Any organisation or individual deemed to be acting in such a way will find themselves on a blacklist (Article 4).
Those blacklisted could be denied entry into China or deported from the country. Their assets in China can be sealed, seized or frozen. Entities within China could be restricted from engaging in all forms of transactions, cooperation or other activities, potentially limiting the investment activities of blacklisted entities in China. Blacklisted individuals could find their relatives and the organisations of which they are senior managers or have control over placed on the list (Article 5).
Blacklisted individuals or companies have no grounds to appeal – the State Council’s decision is final (Article 7).

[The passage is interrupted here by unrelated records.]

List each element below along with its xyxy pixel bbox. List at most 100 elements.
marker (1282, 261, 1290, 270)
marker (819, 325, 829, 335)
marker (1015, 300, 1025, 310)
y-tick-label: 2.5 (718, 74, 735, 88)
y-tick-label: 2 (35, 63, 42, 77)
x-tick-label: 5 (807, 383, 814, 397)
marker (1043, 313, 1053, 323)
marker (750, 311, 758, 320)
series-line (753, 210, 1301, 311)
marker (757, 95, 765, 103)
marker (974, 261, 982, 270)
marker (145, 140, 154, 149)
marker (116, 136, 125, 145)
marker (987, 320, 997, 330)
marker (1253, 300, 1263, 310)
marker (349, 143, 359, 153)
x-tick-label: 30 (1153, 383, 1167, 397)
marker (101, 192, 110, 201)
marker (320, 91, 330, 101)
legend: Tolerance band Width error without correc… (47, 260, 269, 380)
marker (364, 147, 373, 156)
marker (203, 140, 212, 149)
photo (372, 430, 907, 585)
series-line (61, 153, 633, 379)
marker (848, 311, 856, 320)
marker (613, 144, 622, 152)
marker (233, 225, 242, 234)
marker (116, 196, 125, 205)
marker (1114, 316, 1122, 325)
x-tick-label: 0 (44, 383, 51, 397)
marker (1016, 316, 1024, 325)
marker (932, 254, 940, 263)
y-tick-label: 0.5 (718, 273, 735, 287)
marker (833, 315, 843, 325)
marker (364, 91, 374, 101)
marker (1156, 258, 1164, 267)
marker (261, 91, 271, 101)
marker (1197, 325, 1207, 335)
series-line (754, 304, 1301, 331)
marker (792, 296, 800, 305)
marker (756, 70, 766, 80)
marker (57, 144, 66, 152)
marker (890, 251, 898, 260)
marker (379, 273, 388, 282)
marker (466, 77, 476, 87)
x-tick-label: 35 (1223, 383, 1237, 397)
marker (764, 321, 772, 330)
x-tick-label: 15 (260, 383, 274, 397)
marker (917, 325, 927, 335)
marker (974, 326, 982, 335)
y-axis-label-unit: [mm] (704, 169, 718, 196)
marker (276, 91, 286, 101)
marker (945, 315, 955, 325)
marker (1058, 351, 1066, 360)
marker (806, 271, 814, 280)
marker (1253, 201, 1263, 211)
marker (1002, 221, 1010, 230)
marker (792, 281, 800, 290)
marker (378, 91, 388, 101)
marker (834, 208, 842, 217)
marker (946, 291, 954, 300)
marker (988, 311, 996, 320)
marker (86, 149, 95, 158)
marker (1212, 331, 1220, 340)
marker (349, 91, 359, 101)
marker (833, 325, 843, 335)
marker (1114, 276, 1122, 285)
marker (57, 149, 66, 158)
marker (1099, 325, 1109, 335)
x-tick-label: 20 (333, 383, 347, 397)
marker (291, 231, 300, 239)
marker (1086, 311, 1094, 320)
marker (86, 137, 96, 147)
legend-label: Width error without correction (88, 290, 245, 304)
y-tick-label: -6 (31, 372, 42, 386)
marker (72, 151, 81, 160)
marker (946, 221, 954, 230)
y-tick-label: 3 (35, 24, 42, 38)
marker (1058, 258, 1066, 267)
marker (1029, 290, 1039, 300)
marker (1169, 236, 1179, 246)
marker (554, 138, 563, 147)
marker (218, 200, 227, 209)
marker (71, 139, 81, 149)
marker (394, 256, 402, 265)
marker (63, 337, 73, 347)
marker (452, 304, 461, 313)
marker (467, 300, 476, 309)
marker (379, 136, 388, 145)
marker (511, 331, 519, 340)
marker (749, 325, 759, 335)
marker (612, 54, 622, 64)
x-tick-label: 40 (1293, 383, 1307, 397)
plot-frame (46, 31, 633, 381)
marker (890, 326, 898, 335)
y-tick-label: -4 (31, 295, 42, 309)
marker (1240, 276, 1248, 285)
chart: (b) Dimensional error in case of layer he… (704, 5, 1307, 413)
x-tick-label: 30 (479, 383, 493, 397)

However, the State Council does reserve the right to later suspend, modify or cancel countermeasures it introduces against an entity deemed to be in breach, if the circumstances change; the State Council is also required to announce publicly that it has taken this step (Articles 8 & 9).
Chinese individuals and companies (one should assume that this includes the Chinese subsidiaries of UK MNCs) are obliged to implement any countermeasures handed down by the State Council (Article 11), and any party found to have failed to implement the countermeasures will face further investigation to ascertain whether implementation is within its power or not, i.e. – why they haven’t done it. (Article 14).
The State Council will investigate cases where the Anti-Foreign Sanctions Law might have been breached in the event that a Chinese party files a lawsuit at the People’s Court accusing a foreign party of having damaged their business interests by adhering to foreign sanctions (Article 12). Significantly, the text of Article 12 does not define further the scope of whether a foreign party has acted against the interests of China, merely stating that China will act against “discriminatory restrictive measures taken by foreign countries against Chinese citizens and organisations”. It also does not define the scope of conduct constituting “implementation” or “assistance in implementation.”
Finally, companies should assume that the law has an extraterritorial effect, and if it doesn’t, that it will be used in conjunction with January’s Blocking Measures to achieve it.
The CBBC view
China’s arsenal of trade defence instruments is becoming more sophisticated by the month, and the addition of the Anti-Foreign Sanctions Law only amplifies the risk to UK companies and individuals trading in and with China.
Whether the Anti-Foreign Sanctions Law will actually be used remains to be seen. For comparison, for all the concern surrounding the Unreliable Entities List, one remains to be published. Furthermore, CBBC is yet to hear from a company that has come under investigation under China’s ‘Blocking Measures.’
The main thing to consider is that the Anti-Foreign Sanctions Law serves the purpose of providing a legislative base to measures that China has taken already – i.e., the application of sanctions on foreign parties that it considers to be damaging its interests. As a result, companies are already aware of the threat and are beginning to act accordingly. It is also worth remembering that China has a whole host of other informal measures that it would probably deploy before utilising the Anti-Foreign Sanctions Law, such as inspections by the PSB. As a result, in all probability, a company would have ample warning before finding itself at the sharp end of these measures.
UK companies trading in and with China are advised to ensure that they remain well informed of their obligations in both markets concerning sanctions and their legal obligations surrounding business activities such as sourcing and conducting due diligence on the companies with which they are doing business.